Mifflin se encogió de hombros.
—Salzer tiene muchos amigos en la policía. Está claro que su clínica no es del todo limpia, pero no se dedica a nada ilegal. —Bajó la voz y siguió—: ¿De dónde demonios crees que sacó Brandon su Cadillac? Te aseguro que el sueldo de capitán no da para tanto. Y otra cosa: Maureen Crosby enchufó al chico de Brandon en la universidad y se hace cargo de pagar los médicos de su esposa. Te has metido con los jefes de Brandon.
—Imaginé que debía de estar pasando algo así —dije—. Dime, Tim, ¿es verdad que Salzer denunció el robo del coche?

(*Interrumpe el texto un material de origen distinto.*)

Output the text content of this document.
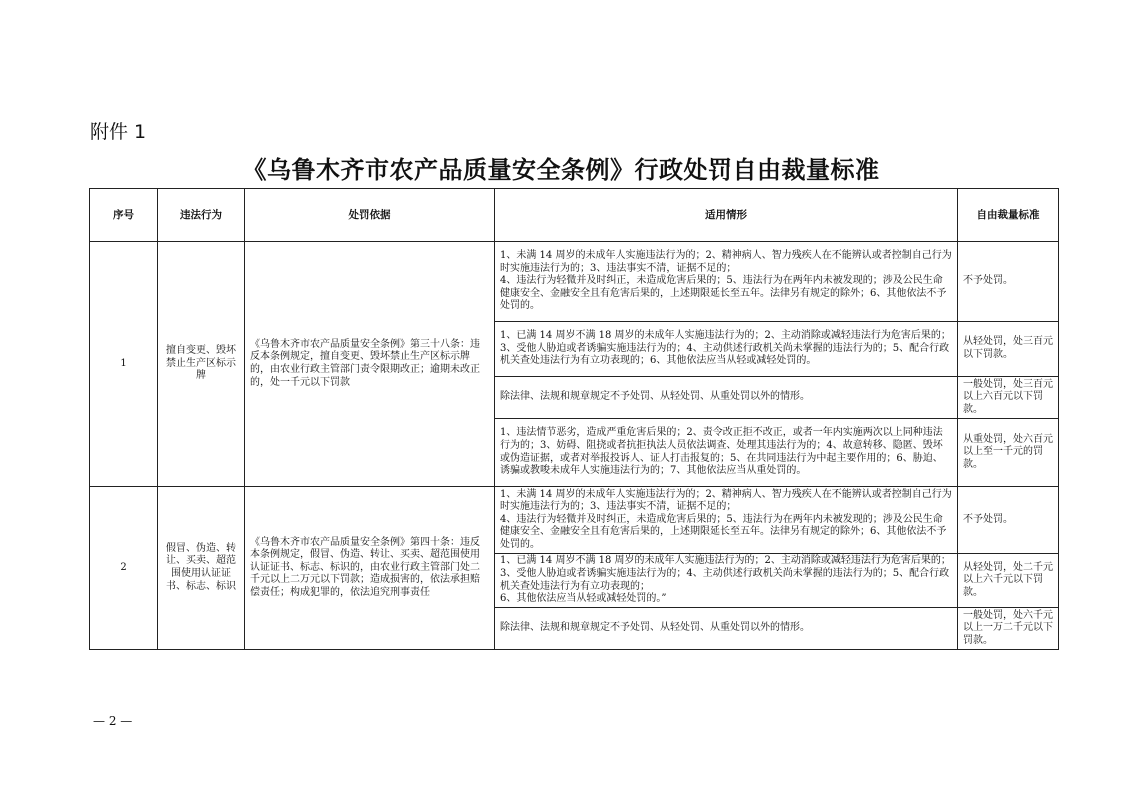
附件 1
《乌鲁木齐市农产品质量安全条例》行政处罚自由裁量标准
序号	违法行为	处罚依据	适用情形	自由裁量标准
1	擅自变更、毁坏禁止生产区标示牌	《乌鲁木齐市农产品质量安全条例》第三十八条：违反本条例规定，擅自变更、毁坏禁止生产区标示牌的，由农业行政主管部门责令限期改正；逾期未改正的，处一千元以下罚款	1、未满 14 周岁的未成年人实施违法行为的；2、精神病人、智力残疾人在不能辨认或者控制自己行为时实施违法行为的；3、违法事实不清，证据不足的；
4、违法行为轻微并及时纠正，未造成危害后果的；5、违法行为在两年内未被发现的；涉及公民生命健康安全、金融安全且有危害后果的，上述期限延长至五年。法律另有规定的除外；6、其他依法不予处罚的。	不予处罚。
			1、已满 14 周岁不满 18 周岁的未成年人实施违法行为的；2、主动消除或减轻违法行为危害后果的；3、受他人胁迫或者诱骗实施违法行为的；4、主动供述行政机关尚未掌握的违法行为的；5、配合行政机关查处违法行为有立功表现的；6、其他依法应当从轻或减轻处罚的。	从轻处罚，处三百元以下罚款。
			除法律、法规和规章规定不予处罚、从轻处罚、从重处罚以外的情形。	一般处罚，处三百元以上六百元以下罚款。
			1、违法情节恶劣，造成严重危害后果的；2、责令改正拒不改正，或者一年内实施两次以上同种违法行为的；3、妨碍、阻挠或者抗拒执法人员依法调查、处理其违法行为的；4、故意转移、隐匿、毁坏或伪造证据，或者对举报投诉人、证人打击报复的；5、在共同违法行为中起主要作用的；6、胁迫、诱骗或教唆未成年人实施违法行为的；7、其他依法应当从重处罚的。	从重处罚，处六百元以上至一千元的罚款。
2	假冒、伪造、转让、买卖、超范围使用认证证书、标志、标识	《乌鲁木齐市农产品质量安全条例》第四十条：违反本条例规定，假冒、伪造、转让、买卖、超范围使用认证证书、标志、标识的，由农业行政主管部门处二千元以上二万元以下罚款；造成损害的，依法承担赔偿责任；构成犯罪的，依法追究刑事责任	1、未满 14 周岁的未成年人实施违法行为的；2、精神病人、智力残疾人在不能辨认或者控制自己行为时实施违法行为的；3、违法事实不清，证据不足的；
4、违法行为轻微并及时纠正，未造成危害后果的；5、违法行为在两年内未被发现的；涉及公民生命健康安全、金融安全且有危害后果的，上述期限延长至五年。法律另有规定的除外；6、其他依法不予处罚的。	不予处罚。
			1、已满 14 周岁不满 18 周岁的未成年人实施违法行为的；2、主动消除或减轻违法行为危害后果的；3、受他人胁迫或者诱骗实施违法行为的；4、主动供述行政机关尚未掌握的违法行为的；5、配合行政机关查处违法行为有立功表现的；
6、其他依法应当从轻或减轻处罚的。”	从轻处罚，处二千元以上六千元以下罚款。
			除法律、法规和规章规定不予处罚、从轻处罚、从重处罚以外的情形。	一般处罚，处六千元以上一万二千元以下罚款。
— 2 —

—Sí. Yo mismo cogí la llamada.
—¿Qué vais a hacer con el asesinato?
—Pues, desde luego que vamos a coger al asesino. Sé perfectamente lo que estás pensando, Vic, pero te equivocas. Salzer es demasiado listo para involucrarse en un asesinato, puedes descartarlo.
—De acuerdo.
—Y ten cuidado. Lo del callejón y la paliza no era ficción. No serías ni el primero ni el último tío que termina con las orejas coloradas porque no le cae bien a Brandon. Te lo advierto, ten cuidado.
—Gracias, Tim, sé cuidar de mí mismo. Vigilaré mis espaldas.
Mifflin se frotó su deforme nariz con el dorso de la mano.
—No es tan sencillo. Si devuelves los golpes terminarás con cargos por resistencia a la autoridad; te encerrarán y entonces sí que irán a por ti sin temor.
Le di una palmada en el brazo.
—No te preocupes. ¿Tienes algo más?
Mifflin negó con la cabeza.
—Solo cuídate —dijo.
Abrió la puerta de su despacho, recorrió el pasillo con la mirada para asegurarse de que no había moros en la costa y nos empujó fuera de su despacho.
Bajamos por las escaleras de piedra y llegamos al vestíbulo. Junto a la puerta doble de entrada había dos agentes de paisano. Uno de ellos era un pelirrojo de tonos brillantes y cara pálida; el otro era un hombre delgado, feo como el hierro en bruto. Ambos nos miraron lenta y detalladamente. El pelirrojo escupió con magnífica puntería sobre un recipiente de bronce que estaba a casi seis metros de distancia. Pasamos por delante de ellos y salimos a la calle.